Отдохнув после обеда, князь напился холодного мёду и вышел на высокое, изукрашенное всякой росписью и резьбой, крыльцо с пузатыми колонками. Одет он был в светло-лиловый зипун и нарядный терлик, а на бритой, по татарскому обычаю, круглой голове его была надета расшитая жемчугом тафья. Было время ехать к вечерне, но хотя князь и крепко придерживался старинки, тем не менее простой, но здоровый ум его не давал ему возможности быть слепым рабом обычая: раз встречалось нужное дело, то вечерню можно и отложить. А дело было большое: негоже на Руси дела опять оборачивались. Надо было с кем поумнее совет держать, «помыслить к тому делу дать способ». И не только нужны были люди поумнее, одного ума тут было мало, а и такие, которые были бы поближе к царю, голос которых был бы на верху услышан. Большинство царедворцев были подобны тому придворному, о котором сказал Саади: «Если бы ты так боялся и почитал Бога, как своего государя, то ты был бы ангелом ещё при жизни». Этих вот ангелов князь не терпел, презрительно звал их трутнями и избегал всякого дела с ними. Он долго колебался, позвать ли Милославского и Морозова, но потом решил пока их не звать: хоть и влиятельны были они у царя по родству, но крепко не любил их народ. И царь, видимо, стал тяготиться ими всё больше и больше. Да и сам князь не любил этих хапуг, из-за которых было столько смуты в государстве. И вообще он решил идти вперёд поосторожнее и на первый случай позвал только князя А. И. Одоевского, который, однако, что-то занемог и приехать не обещался, окольничего Ф. М. Ртищева, боярина Ордын-Нащокина да Матвеева, людей совсем другого лагеря, неименитых, но для которых ухо царя было всегда открыто и которым судьбы Родины были близки, как и ему.
Дожидаясь гостей, князь хотел было разгуляться в саду и уже стал спускаться с крыльца, как у ворот послышался стук железного кольца.

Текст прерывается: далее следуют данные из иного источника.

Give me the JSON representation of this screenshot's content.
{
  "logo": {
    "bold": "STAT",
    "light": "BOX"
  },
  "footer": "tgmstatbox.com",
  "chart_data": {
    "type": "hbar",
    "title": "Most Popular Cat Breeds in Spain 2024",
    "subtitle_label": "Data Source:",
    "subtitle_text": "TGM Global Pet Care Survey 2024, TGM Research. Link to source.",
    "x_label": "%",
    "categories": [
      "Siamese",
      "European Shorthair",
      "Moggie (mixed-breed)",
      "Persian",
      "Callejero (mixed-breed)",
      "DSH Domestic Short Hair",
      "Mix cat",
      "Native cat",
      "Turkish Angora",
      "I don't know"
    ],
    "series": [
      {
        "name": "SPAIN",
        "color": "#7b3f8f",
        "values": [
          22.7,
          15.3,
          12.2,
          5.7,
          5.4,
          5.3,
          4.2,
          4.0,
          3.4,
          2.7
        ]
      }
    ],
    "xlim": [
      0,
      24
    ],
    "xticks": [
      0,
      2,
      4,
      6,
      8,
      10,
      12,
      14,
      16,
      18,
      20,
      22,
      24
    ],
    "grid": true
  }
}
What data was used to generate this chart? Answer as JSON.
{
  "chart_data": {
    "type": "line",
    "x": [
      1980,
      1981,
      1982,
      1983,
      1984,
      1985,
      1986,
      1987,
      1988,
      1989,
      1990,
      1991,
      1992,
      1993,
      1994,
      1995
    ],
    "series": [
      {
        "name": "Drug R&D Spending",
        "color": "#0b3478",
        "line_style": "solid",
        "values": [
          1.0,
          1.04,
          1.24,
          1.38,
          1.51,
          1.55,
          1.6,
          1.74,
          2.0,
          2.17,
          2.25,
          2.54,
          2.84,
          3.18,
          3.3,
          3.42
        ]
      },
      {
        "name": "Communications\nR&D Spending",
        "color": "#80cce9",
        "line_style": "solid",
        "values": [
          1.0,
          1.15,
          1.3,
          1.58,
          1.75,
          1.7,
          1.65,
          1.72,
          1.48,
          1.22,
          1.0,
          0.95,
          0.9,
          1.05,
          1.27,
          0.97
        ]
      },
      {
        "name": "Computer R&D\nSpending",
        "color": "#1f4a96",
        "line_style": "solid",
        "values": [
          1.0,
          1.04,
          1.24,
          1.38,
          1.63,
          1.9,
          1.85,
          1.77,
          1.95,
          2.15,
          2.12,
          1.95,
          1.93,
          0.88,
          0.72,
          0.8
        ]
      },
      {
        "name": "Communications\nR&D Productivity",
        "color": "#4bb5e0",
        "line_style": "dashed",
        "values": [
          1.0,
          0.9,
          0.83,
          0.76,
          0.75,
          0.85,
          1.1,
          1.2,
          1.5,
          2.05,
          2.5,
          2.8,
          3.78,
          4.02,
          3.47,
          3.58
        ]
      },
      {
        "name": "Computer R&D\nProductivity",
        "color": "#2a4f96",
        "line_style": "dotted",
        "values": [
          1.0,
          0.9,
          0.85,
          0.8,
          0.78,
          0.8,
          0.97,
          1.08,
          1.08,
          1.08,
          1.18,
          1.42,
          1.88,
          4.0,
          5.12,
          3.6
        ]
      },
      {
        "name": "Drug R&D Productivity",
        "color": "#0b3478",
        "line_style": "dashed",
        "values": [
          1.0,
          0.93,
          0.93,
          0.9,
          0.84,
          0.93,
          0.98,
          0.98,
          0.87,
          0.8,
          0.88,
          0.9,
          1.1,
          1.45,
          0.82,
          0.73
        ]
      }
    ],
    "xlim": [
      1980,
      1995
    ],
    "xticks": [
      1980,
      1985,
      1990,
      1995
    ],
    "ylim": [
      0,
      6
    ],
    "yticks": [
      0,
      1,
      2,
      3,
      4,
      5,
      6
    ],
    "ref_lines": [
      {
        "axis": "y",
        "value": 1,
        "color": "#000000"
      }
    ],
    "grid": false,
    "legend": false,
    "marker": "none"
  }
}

Старый Агапыч выглянул в сторожевое оконце и, тотчас же широко распахнув ворота, с низким поклоном впустил во двор боярина Афанасия Лаврентьевича Ордын-Нащокина, Артамона Сергеича Матвеева да нащокинского стремянного, крещёного татарина Андрейку, невысокого степняка с раскосыми глазами на смуглом лице. Хотя и наряд гостей, и убранство их коней были скромны, но Агапыч принял лошадей с низкими поклонами: слух о силе двух друзей этих на верху, у государя, дошёл и до старика.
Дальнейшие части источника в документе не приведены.